If you allocate the national stockpile ventilators as a one-time allocation to states and then they’re not moved around, there’s obviously substantial benefit from doing that based on an estimate of 8,900 ventilators in the stockpile. And it’s unclear exactly how many there are. I estimate that you could save about 5,500 lives in the best-case scenario, and you could save up to 14,000 lives just by doing a one-time allocation of the national stockpile.
But once you allow the ventilators to circulate in exchanges between states, you can get substantially more benefits. So in the best-case scenario, in the lower bound of the forecast for demand, you can save approximately another 1,500 to 2,000 lives just by allowing these exchanges of the ventilators across the states. And in this worst-case scenario, the upper bound of the forecast, you could save as many as about 14,000 additional lives by just allowing the ventilators to circulate. So that’s a pretty wide range.
Now, of course, all this is contingent on the forecast that you’re using, but it’s also contingent on the estimate of supply that you have, and for that there’s not really great information about how many ventilators each state has. There was a study done in 2010 that’s in the published literature that breaks it down based on a survey of how many ventilators each state has in its possession, so I’m using those estimates for the number of ventilators. These are full-featured ventilators, and I’m subtracting off the ventilators that need to be used for other patients in the ICU. It’s not like during this time other patients don’t need them, and so in reality, in terms of the number of ventilators in the country, there may be quite a bit more.
There are other kinds of ventilators. I’m only looking at full-featured mechanical ventilators, which would represent sort of the American standard of care for how we would treat these patients. But there may be other kinds of ventilators that could be retrofitted, older ventilators that can be brought back into use, and it’s unclear what those numbers are, how many of them we have. Presumably, hopefully, the federal government would have that. Certainly the states, hopefully, would have that information.
The other thing, which is really important, is how are you going to get the states to actually exchange ventilators? When I’ve talked to some people, the response that I’ve gotten is that no one’s going to let you move their ventilators. States are kind of in a position where they’re hoarding their ventilators in anticipation of this peak coming. There’s uncertainty around how big the peak is going to be, and so it’s not a real easy matter for states to actually release these ventilators right now.

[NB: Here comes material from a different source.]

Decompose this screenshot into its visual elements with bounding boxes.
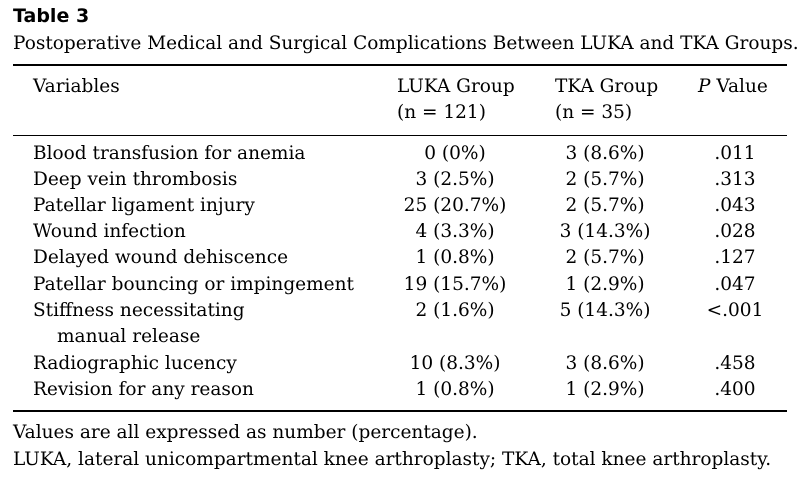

I also consider the situation where states freely exchange ventilators even before the peak, and this is logistically a bit more challenging because the idea is you would have to have a state predict, with reasonably good accuracy, what its peak is going to look like, ship out their ventilators, and if they ship out ventilators they’ll need later at their peak, they’re going to need to make sure they get them back. And that’s problematic.
But there also might be a situation where even in the worst-case scenario, some states have far more ventilators than they need anyway. They have things to spare. In either case, in this second run of the model, I actually allow the ventilators to move anytime, and once you do that, the number of lives you can save in addition to the original estimates is many, many more thousands of people.